TPS 3R Milik Pemkot Yogya Diprotes Warga Bantul

Spanduk penolakan TPS 3R Karangmiri oleh warga Jagalan, Bantul. (dok. kabarkota.com)

YOGYAKARTA (kabarkota.com) – Sejak seminggu terakhir, warga Padukuhan Sayangan, Kalurahan Jagalan, Kapanewon Banguntapan, Kabupaten Bantul, DIY resah dengan pembangunan Tempat Pengelolaan Sampah Reduce-Reuse-Recycle (TPS 3R) Karangmiri oleh Pemerintah Kota (Pemkot) Yogyakarta.

Sejumlah spanduk protes atas pembangunan tersebut dipasang di jembatan, persis di atas aliran sungai Gajah Wong yang berada di perbatasan wilayah Kota Yogyakarta – Kabupaten Bantul. “Warga Jagalan Menolak TPS 3R Karangmiri”, tulisan berwarna hitam yang ditorehkan di atas spanduk putih tersebut adalah pernyataan tegas dari warga Jagalan yang merasa terganggu dengan proyek infrastruktur pengolahan sampah tersebut.

Salah seorang warga Jagalan yang menolak TPS 3R, Andi Triyanto mengaku, awalnya warga tidak mengetahui ada pembangunan proyek pengelolaan sampah dari Pemkot Yogyakartatersebut. Mengingat, hingga saat ini, warga Jagalan yang lokasinya hanya beberapa puluh meter dari lokasi TPS 3R sama sekali tidak mendapatkan sosialisasi dari pihak berwenang.

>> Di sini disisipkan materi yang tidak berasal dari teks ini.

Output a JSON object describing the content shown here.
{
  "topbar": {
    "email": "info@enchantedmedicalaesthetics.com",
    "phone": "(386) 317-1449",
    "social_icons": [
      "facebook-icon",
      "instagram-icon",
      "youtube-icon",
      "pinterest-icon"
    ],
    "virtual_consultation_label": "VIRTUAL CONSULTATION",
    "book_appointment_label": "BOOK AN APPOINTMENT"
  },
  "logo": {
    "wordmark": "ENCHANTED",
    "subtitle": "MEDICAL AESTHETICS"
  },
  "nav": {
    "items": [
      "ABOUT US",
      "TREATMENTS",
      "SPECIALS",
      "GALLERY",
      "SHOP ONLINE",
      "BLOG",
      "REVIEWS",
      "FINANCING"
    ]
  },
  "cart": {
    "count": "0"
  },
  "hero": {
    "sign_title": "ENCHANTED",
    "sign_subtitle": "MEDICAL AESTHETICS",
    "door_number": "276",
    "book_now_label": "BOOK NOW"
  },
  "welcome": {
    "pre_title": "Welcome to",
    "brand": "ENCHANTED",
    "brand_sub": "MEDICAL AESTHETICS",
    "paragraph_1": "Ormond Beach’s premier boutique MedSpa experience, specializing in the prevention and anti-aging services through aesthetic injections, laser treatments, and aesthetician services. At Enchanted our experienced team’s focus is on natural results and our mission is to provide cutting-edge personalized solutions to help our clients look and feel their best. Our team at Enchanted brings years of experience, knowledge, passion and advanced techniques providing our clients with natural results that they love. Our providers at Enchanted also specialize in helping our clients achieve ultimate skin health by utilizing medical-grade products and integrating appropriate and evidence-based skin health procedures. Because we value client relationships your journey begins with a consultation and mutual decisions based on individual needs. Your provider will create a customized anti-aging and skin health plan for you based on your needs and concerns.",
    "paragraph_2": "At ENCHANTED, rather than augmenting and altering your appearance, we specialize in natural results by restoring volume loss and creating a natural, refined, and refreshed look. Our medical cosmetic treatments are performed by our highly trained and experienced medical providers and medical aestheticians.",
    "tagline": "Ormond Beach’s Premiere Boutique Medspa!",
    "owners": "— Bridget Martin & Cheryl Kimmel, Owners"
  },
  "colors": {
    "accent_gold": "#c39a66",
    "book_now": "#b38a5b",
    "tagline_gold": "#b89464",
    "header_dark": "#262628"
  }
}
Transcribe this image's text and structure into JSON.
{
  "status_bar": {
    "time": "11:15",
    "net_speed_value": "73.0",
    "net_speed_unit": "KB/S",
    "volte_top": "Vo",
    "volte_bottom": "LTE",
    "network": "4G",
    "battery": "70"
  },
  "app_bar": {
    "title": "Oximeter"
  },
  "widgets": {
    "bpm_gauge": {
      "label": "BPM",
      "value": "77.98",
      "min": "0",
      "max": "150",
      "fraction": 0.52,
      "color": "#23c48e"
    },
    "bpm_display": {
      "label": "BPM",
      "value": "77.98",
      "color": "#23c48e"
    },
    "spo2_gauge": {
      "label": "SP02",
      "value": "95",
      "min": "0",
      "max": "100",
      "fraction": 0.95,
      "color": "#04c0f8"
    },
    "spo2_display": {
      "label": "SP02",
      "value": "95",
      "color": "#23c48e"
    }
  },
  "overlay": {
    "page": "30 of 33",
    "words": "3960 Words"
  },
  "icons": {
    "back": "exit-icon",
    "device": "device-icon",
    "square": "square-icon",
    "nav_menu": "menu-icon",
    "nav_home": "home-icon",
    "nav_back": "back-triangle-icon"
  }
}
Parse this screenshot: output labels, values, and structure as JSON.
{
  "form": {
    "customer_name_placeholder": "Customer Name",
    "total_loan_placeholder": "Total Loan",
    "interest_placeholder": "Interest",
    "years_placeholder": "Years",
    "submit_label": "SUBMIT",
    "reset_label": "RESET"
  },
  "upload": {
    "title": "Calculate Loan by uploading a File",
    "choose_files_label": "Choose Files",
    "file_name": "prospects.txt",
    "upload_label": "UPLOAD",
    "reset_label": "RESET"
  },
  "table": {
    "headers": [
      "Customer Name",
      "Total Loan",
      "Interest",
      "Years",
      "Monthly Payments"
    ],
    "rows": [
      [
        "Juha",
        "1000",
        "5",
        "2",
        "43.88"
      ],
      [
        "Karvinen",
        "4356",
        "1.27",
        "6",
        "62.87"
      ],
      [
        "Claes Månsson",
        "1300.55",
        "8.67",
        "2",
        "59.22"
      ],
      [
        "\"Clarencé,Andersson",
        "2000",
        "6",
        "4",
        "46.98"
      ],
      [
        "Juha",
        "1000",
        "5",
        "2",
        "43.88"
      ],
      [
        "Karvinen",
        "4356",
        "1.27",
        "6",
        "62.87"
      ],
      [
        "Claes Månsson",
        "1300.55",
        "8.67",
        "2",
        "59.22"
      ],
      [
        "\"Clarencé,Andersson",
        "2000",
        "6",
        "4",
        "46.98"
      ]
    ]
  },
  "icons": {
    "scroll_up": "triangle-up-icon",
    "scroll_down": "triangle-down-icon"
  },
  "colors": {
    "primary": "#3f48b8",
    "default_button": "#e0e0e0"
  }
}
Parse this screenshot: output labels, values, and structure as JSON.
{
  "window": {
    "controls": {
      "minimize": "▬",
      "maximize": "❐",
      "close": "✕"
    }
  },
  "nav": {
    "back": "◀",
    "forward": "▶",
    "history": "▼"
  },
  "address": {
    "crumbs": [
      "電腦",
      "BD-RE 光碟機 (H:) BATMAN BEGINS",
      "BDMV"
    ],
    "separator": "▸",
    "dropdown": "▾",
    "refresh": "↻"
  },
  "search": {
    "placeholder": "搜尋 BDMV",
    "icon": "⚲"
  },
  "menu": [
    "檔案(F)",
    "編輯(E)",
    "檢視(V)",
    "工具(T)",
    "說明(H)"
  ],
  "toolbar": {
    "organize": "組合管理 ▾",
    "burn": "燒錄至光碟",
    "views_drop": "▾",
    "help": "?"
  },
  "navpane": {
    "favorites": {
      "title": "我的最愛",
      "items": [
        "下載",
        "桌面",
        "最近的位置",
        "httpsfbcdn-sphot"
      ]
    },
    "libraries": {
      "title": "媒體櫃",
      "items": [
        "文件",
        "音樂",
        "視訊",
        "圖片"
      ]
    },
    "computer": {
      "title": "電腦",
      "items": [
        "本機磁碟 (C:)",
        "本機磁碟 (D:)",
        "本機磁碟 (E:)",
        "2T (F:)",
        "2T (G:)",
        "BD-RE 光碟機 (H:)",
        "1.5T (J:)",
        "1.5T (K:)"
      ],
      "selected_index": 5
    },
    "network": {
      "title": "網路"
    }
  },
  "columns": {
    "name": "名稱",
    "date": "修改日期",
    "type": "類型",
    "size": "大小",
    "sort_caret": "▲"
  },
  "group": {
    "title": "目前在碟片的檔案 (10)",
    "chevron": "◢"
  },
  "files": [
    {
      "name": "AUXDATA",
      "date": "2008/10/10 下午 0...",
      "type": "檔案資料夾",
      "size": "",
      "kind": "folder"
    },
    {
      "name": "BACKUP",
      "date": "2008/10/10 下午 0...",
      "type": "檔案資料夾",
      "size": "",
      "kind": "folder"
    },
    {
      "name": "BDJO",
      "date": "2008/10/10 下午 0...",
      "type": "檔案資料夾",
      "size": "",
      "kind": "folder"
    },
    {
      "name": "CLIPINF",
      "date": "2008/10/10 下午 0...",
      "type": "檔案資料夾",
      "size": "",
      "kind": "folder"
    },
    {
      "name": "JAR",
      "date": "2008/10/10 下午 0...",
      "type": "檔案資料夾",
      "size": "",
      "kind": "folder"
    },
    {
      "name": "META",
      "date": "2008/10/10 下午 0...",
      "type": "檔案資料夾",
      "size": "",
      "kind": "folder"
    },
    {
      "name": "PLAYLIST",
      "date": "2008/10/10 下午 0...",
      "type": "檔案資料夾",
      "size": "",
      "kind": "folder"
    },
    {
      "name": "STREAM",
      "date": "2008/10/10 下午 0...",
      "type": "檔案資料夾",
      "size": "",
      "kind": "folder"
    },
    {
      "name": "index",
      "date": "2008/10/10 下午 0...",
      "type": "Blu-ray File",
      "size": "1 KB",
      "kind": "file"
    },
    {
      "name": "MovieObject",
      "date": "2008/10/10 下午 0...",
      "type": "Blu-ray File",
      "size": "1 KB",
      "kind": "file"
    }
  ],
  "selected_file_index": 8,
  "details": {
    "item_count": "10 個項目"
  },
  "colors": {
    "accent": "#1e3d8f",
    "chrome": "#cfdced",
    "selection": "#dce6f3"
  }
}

“Pihak kalurahan kami pun dilompati, mulai dari sisi izin, pemberitahuan hingga sosialisasi. Kami sama sekali tidak tahu,” ungkap Andri saat ditemui di dekat lokasi TPS 3R Karangmiri Yogyakarta, baru-baru ini.

Menurutnya, warga Jagalan baru mengetahui ada proyek tersebut ketika ada uji coba alat pengolahan sampah di lokasi tersebut, pada Jumat pekan lalu. Itu lantaran ada beberapa warga yang melakukan pengecekan di lokasi setelah mendengar ada kebisingan suara mesin dan tercium aroma tidak sedap yang sangat menyengat dari sampah yang diolah.

Warga Jagalan yang menolak pembangunan TPS 3R Karangmiri sedang berada di tepi sungai Gajah Wong. (dok. kabarkota.com)

“Kami sangat keberatan dengan adanya TPS dan menuntut supaya TPS 3R tidak dilanjutkan,” tegasnya.

Andri mengungkapkan, lebih dari 200 warga Jagalan juga telah membuat petisi guna menolak aktivitas apa pun di TPS 3R Karangmiri. Terlebih secara kewilayahan, lokasi pembangunan tersebut termasuk Kabupaten Bantul. Ditambah lagi, fondasi bangunan sangat berdekatan dengan bibir sungai Gajah Wong sehingga limbah dari pengolahan sampah nantinya sangat berpotensi menimbulkan pencemaran sungai.

Pihaknya menegaskan, jika bangunan tersebut tetap difungsikan sebagai TPS 3R, maka warga berencana menggelar aksi penolakan dalam waktu dekat.

DPRD Kota Yogya Minta TPS 3R tetap Dioperasikan

Di lain pihak, Anggota Panitia Khusus (Pansus) Perubahan Peraturan Daerah (Perda) Sampah Kota Yogyakarta, Krisnadi Setiyawan berpandangan bahwa penolakan wargaJagalan atas dibangunnya TPS 3R Karangmiri perlu mendapat perhatian khusus, tidak hanya dari Pemkot Yogyakarta, tetapi juga Pemerintah Kabupaten (Pemkab) Bantul, dan Pemerintah Daerah (Pemda) DIY.

Sebab, lanjut Krisnadi, Pemkot Yogyakarta telah menyampaikan komunikasi dengan Pemkab Bantul sebelum pembangunan TPS3R Karangmiri yang dibiayai oleh Dana Keistimewaan (danais) Pemda DIY.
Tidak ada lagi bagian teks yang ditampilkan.